Длительное нарушение оттока секрета ПЖ у больных желчекаменной болезнью или кальцифицирующим панкреатитом, при воспалительном стенозе, опухолях, дискинезии СО вызывает внутрипротоковую гипертензию, рефлюкс дуоденального содержимого и внутрипротоковую активацию панкреатических ферментов.
Одновременно необходимо помнить, что обструкция при желчекаменной болезни обычно бывает острой, вызывая отдельный изолированный эпизод боли на фоне относительного благополучия или развернутую клиническую картину острого панкреатита.

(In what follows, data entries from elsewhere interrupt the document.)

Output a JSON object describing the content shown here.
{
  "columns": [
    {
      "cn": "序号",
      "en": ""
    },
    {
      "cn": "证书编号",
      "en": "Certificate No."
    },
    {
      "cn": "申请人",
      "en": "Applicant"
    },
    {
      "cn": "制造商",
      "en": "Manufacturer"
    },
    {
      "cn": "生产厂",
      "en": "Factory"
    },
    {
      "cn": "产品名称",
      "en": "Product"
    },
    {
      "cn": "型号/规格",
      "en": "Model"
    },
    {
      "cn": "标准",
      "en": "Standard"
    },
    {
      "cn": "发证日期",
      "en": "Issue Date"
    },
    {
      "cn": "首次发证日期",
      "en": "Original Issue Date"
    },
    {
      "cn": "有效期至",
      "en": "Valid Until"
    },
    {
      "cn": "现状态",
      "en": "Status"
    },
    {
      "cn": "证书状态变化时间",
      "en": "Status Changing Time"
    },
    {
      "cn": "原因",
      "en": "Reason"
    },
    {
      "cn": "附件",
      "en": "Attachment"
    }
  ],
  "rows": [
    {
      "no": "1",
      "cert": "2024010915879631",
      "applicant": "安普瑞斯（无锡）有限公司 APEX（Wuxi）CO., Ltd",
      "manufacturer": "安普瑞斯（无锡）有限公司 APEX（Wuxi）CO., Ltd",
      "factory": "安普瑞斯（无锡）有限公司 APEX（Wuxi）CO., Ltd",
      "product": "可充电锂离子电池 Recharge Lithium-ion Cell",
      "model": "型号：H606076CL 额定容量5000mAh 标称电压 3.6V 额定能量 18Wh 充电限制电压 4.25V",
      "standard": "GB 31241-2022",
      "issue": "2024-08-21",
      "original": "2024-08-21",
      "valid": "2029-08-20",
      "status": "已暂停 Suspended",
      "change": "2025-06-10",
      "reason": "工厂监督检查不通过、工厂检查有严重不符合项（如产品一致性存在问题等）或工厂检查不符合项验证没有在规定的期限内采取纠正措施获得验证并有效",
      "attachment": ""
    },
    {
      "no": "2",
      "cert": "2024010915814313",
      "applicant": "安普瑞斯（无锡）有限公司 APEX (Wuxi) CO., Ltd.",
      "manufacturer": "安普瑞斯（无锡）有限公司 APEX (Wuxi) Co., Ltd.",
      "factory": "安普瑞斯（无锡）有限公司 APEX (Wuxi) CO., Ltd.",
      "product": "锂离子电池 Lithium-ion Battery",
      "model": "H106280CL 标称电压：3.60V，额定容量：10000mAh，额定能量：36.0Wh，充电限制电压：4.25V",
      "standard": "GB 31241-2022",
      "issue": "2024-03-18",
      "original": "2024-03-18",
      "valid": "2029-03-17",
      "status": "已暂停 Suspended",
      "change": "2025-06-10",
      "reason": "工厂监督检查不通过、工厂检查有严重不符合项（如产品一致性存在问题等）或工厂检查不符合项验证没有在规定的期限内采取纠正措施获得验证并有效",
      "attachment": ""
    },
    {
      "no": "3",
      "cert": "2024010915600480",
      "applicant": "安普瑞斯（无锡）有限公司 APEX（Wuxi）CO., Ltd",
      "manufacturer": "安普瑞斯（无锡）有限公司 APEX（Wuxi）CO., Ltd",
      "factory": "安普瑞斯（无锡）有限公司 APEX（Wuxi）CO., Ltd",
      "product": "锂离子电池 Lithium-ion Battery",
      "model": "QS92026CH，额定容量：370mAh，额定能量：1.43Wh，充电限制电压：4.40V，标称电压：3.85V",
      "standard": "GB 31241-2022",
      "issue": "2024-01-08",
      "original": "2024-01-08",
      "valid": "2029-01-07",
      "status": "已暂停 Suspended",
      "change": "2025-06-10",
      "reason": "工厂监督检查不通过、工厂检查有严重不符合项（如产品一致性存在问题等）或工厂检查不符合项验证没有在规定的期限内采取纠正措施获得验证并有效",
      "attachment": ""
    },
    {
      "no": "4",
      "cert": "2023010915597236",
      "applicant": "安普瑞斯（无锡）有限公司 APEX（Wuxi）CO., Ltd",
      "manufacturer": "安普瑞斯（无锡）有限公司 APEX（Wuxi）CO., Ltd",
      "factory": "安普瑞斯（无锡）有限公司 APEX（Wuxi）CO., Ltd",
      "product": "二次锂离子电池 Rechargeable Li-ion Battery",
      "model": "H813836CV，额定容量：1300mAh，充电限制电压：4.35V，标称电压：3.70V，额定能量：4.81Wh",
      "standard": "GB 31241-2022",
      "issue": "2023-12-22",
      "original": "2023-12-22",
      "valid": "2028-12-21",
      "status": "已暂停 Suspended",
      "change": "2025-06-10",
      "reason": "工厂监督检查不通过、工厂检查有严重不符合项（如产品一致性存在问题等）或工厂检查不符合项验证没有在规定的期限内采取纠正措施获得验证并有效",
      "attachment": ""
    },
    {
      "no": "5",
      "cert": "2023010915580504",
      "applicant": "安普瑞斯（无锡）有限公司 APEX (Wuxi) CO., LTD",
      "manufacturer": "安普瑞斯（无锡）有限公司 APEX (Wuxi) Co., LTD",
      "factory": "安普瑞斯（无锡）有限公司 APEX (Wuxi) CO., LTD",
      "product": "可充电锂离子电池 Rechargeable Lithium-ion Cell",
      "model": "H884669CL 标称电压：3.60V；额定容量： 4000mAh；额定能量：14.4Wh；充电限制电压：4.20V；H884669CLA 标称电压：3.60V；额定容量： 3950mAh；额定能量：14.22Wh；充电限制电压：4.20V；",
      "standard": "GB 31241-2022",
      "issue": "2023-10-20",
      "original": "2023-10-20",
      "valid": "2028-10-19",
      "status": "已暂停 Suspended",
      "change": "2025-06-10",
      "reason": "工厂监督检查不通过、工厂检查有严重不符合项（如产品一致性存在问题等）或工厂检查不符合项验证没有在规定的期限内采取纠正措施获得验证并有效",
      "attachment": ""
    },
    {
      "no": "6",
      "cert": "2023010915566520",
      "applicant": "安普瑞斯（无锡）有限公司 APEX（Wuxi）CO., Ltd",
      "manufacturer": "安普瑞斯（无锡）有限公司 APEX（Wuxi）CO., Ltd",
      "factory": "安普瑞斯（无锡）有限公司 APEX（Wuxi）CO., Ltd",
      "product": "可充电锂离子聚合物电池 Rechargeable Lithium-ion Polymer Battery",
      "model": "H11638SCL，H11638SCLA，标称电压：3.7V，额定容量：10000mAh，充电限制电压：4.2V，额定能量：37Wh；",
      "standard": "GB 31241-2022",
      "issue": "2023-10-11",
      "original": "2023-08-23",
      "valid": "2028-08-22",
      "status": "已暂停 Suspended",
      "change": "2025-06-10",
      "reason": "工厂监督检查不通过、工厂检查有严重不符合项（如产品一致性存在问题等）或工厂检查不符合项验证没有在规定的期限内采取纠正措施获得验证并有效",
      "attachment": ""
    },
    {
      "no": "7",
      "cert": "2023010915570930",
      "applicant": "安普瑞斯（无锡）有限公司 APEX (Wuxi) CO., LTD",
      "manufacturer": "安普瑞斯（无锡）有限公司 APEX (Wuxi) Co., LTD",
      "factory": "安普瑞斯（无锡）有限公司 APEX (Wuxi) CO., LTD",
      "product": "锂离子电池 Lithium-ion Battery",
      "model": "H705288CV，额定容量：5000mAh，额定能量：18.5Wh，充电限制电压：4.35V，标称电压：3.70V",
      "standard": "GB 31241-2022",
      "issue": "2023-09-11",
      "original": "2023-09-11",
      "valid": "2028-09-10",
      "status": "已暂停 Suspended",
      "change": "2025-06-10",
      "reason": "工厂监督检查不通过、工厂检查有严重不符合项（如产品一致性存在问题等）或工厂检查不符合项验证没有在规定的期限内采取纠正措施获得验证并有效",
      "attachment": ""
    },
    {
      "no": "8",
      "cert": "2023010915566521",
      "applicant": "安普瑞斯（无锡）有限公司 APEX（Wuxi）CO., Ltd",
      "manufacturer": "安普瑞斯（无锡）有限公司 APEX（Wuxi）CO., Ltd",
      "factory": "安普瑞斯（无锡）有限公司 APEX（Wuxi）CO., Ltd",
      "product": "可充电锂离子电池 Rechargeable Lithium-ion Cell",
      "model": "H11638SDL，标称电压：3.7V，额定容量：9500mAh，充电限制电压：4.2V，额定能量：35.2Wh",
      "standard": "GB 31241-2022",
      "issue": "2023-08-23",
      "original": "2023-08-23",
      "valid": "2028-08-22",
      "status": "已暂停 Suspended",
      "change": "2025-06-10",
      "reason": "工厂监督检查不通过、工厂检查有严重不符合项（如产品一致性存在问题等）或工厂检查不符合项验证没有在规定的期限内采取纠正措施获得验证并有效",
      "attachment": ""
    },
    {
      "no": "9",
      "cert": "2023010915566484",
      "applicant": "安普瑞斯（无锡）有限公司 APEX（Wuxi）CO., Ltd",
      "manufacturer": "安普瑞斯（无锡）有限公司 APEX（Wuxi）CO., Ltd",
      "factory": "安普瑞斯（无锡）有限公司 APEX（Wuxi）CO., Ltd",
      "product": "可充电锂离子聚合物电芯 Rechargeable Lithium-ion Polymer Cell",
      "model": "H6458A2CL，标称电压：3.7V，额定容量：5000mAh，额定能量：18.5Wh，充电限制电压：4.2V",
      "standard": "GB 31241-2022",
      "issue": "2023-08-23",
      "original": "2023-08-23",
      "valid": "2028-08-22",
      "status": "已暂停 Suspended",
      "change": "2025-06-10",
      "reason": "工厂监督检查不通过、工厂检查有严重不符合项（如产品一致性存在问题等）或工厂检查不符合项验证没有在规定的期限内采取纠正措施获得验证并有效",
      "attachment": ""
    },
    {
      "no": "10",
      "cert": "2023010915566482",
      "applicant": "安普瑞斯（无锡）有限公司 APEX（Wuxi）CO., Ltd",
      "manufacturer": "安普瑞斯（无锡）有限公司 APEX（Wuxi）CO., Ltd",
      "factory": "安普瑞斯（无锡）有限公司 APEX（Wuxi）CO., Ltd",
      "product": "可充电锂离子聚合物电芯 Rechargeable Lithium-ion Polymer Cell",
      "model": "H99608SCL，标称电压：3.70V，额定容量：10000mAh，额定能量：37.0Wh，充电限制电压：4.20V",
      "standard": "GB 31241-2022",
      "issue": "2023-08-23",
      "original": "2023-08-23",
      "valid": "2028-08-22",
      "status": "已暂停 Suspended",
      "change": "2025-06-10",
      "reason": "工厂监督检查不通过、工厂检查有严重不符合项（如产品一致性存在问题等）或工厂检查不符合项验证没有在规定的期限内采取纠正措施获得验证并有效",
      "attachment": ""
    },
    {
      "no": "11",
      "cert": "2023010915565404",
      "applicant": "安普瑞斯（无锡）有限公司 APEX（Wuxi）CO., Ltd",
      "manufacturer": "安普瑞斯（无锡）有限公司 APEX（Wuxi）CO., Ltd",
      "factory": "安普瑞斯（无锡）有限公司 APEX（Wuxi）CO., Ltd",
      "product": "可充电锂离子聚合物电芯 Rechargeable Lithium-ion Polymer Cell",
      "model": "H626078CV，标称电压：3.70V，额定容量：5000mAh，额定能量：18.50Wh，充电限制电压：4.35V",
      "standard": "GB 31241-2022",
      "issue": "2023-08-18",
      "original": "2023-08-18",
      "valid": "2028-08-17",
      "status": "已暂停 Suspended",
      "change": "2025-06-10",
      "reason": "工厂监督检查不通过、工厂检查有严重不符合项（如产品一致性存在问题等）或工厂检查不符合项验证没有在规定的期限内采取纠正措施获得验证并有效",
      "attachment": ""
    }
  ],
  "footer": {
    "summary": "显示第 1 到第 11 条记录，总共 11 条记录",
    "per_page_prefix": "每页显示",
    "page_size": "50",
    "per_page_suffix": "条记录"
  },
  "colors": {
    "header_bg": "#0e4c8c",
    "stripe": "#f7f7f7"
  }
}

Понимание того, что хроническая боль лишь в отдельных случаях может быть связанной с обструктивным механизмом, приводит к постепенному снижению доли обструктивной, прежде всего билиарной, этиологии в спектре причин ХП в ведущих странах мира. В Китае, как и в СССР, и в России, имелась тенденция к гипердиагностике билиарного ХП, однако прогресс в диагностике существенно снизил его долю среди прочих причин (табл. 1).
Для верификации обструкции, которая может стать причиной панкреатита, существует, по сути, лишь один прямой метод – измерение давления в ампуле Фатерова соска на уровне сфинктера с помощью катетера, который устанавливают эндоскопическим методом.
По данным манометрии признаками дисфункции СО являются (рис. 2):
• базальное давление > 40 мм рт. ст.;
• увеличение амплитуды и частоты фазовых сокращений (тахиоддия);
• увеличение частоты ретроградных сокращений;
• парадоксальный ответ на введение холецистокинина и его аналогов.
Различия стеноза и дисфункции СО представлены в табл. 2.